On Wed, Jul 2, 2014 at 7:18 PM, Helder Ribeiro <helder@xxxxxxxxx> wrote:
> On Sun, Jun 29, 2014 at 9:58 PM, Seth David Schoen <schoen@xxxxxxx> wrote:
>> Then a question is whether users would want to use a service that takes,
>> say, several hours to act on or answer their queries (and whether the
>> amount of padding data required to thwart end-to-end traffic analysis
>> is acceptable).

I probably missed some context in thread.

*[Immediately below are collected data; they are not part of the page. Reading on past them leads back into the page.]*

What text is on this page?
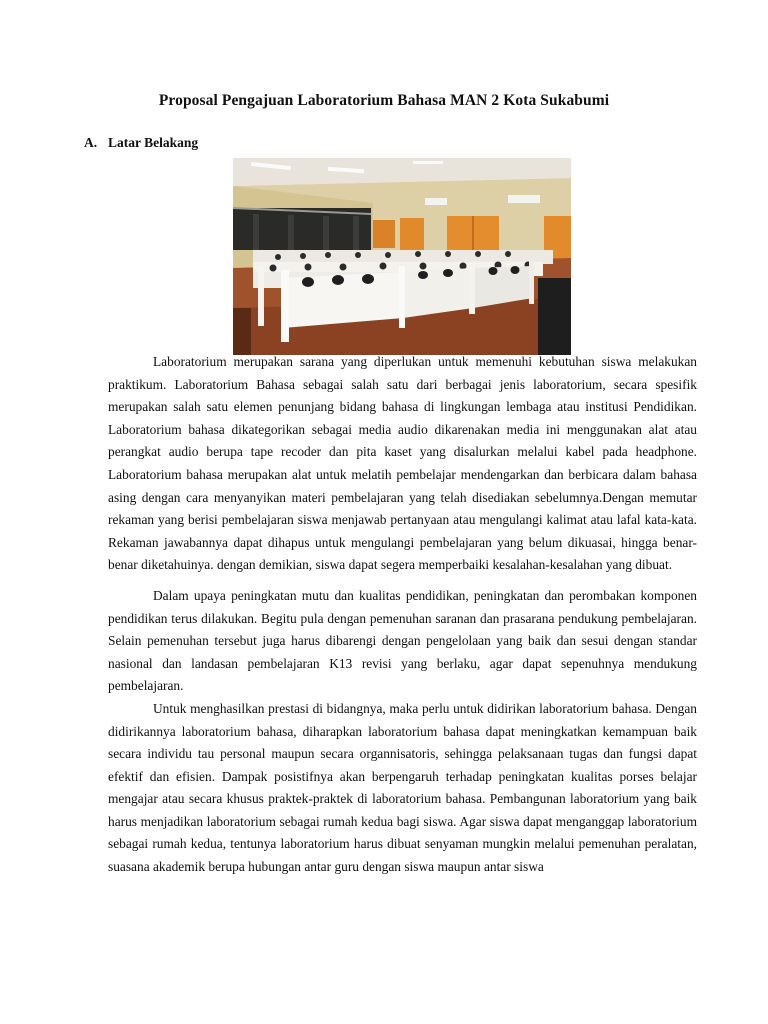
Proposal Pengajuan Laboratorium Bahasa MAN 2 Kota Sukabumi
A. Latar Belakang

Laboratorium merupakan sarana yang diperlukan untuk memenuhi kebutuhan siswa melakukan praktikum. Laboratorium Bahasa sebagai salah satu dari berbagai jenis laboratorium, secara spesifik merupakan salah satu elemen penunjang bidang bahasa di lingkungan lembaga atau institusi Pendidikan. Laboratorium bahasa dikategorikan sebagai media audio dikarenakan media ini menggunakan alat atau perangkat audio berupa tape recoder dan pita kaset yang disalurkan melalui kabel pada headphone. Laboratorium bahasa merupakan alat untuk melatih pembelajar mendengarkan dan berbicara dalam bahasa asing dengan cara menyanyikan materi pembelajaran yang telah disediakan sebelumnya.Dengan memutar rekaman yang berisi pembelajaran siswa menjawab pertanyaan atau mengulangi kalimat atau lafal kata-kata. Rekaman jawabannya dapat dihapus untuk mengulangi pembelajaran yang belum dikuasai, hingga benar-benar diketahuinya. dengan demikian, siswa dapat segera memperbaiki kesalahan-kesalahan yang dibuat.

Dalam upaya peningkatan mutu dan kualitas pendidikan, peningkatan dan perombakan komponen pendidikan terus dilakukan. Begitu pula dengan pemenuhan saranan dan prasarana pendukung pembelajaran. Selain pemenuhan tersebut juga harus dibarengi dengan pengelolaan yang baik dan sesui dengan standar nasional dan landasan pembelajaran K13 revisi yang berlaku, agar dapat sepenuhnya mendukung pembelajaran.

Untuk menghasilkan prestasi di bidangnya, maka perlu untuk didirikan laboratorium bahasa. Dengan didirikannya laboratorium bahasa, diharapkan laboratorium bahasa dapat meningkatkan kemampuan baik secara individu tau personal maupun secara organnisatoris, sehingga pelaksanaan tugas dan fungsi dapat efektif dan efisien. Dampak posistifnya akan berpengaruh terhadap peningkatan kualitas porses belajar mengajar atau secara khusus praktek-praktek di laboratorium bahasa. Pembangunan laboratorium yang baik harus menjadikan laboratorium sebagai rumah kedua bagi siswa. Agar siswa dapat menganggap laboratorium sebagai rumah kedua, tentunya laboratorium harus dibuat senyaman mungkin melalui pemenuhan peralatan, suasana akademik berupa hubungan antar guru dengan siswa maupun antar siswa
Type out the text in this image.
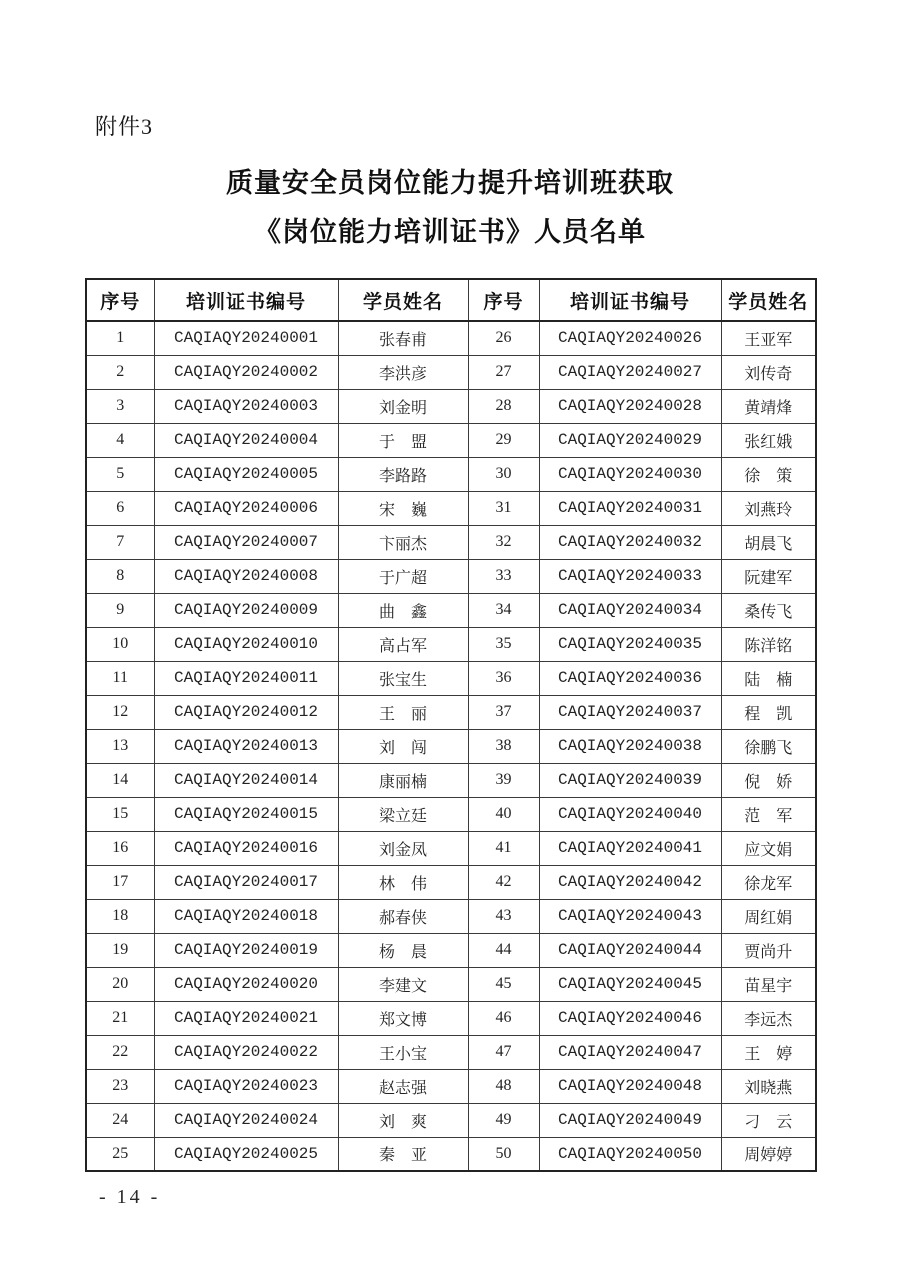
附件3
质量安全员岗位能力提升培训班获取
《岗位能力培训证书》人员名单
序号	培训证书编号	学员姓名	序号	培训证书编号	学员姓名
1	CAQIAQY20240001	张春甫	26	CAQIAQY20240026	王亚军
2	CAQIAQY20240002	李洪彦	27	CAQIAQY20240027	刘传奇
3	CAQIAQY20240003	刘金明	28	CAQIAQY20240028	黄靖烽
4	CAQIAQY20240004	于　盟	29	CAQIAQY20240029	张红娥
5	CAQIAQY20240005	李路路	30	CAQIAQY20240030	徐　策
6	CAQIAQY20240006	宋　巍	31	CAQIAQY20240031	刘燕玲
7	CAQIAQY20240007	卞丽杰	32	CAQIAQY20240032	胡晨飞
8	CAQIAQY20240008	于广超	33	CAQIAQY20240033	阮建军
9	CAQIAQY20240009	曲　鑫	34	CAQIAQY20240034	桑传飞
10	CAQIAQY20240010	高占军	35	CAQIAQY20240035	陈洋铭
11	CAQIAQY20240011	张宝生	36	CAQIAQY20240036	陆　楠
12	CAQIAQY20240012	王　丽	37	CAQIAQY20240037	程　凯
13	CAQIAQY20240013	刘　闯	38	CAQIAQY20240038	徐鹏飞
14	CAQIAQY20240014	康丽楠	39	CAQIAQY20240039	倪　娇
15	CAQIAQY20240015	梁立廷	40	CAQIAQY20240040	范　军
16	CAQIAQY20240016	刘金凤	41	CAQIAQY20240041	应文娟
17	CAQIAQY20240017	林　伟	42	CAQIAQY20240042	徐龙军
18	CAQIAQY20240018	郝春侠	43	CAQIAQY20240043	周红娟
19	CAQIAQY20240019	杨　晨	44	CAQIAQY20240044	贾尚升
20	CAQIAQY20240020	李建文	45	CAQIAQY20240045	苗星宇
21	CAQIAQY20240021	郑文博	46	CAQIAQY20240046	李远杰
22	CAQIAQY20240022	王小宝	47	CAQIAQY20240047	王　婷
23	CAQIAQY20240023	赵志强	48	CAQIAQY20240048	刘晓燕
24	CAQIAQY20240024	刘　爽	49	CAQIAQY20240049	刁　云
25	CAQIAQY20240025	秦　亚	50	CAQIAQY20240050	周婷婷
- 14 -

Link padding doesn't imply
or have a tie to high[er] latency (other than minimal processing overhead).
It's just the usual committed bandwidth, but always full, with wheat,
or backed by chaff when there's not enough wheat to fill it.

> High-latency web browsing is actually a great use case and could
> benefit from the extra security.
>
> Apps like Pocket (http://getpocket.com/) work as a "read it later"
> queue, downloading things for offline reading.

I think it was Freenet where 'web' (page/browsing) was modeled
as a non-real-time-interactive, retrievable (and updateable) object.
Essentially documents. But were delivered in real time over the net.

Torrents seem similar... queing, updatable, latency tolerant. Though
there's no 'hours' delay storage buffer nodes between actual source
and sink either.

Besides mail mixes, what systems use such formal buffers in between?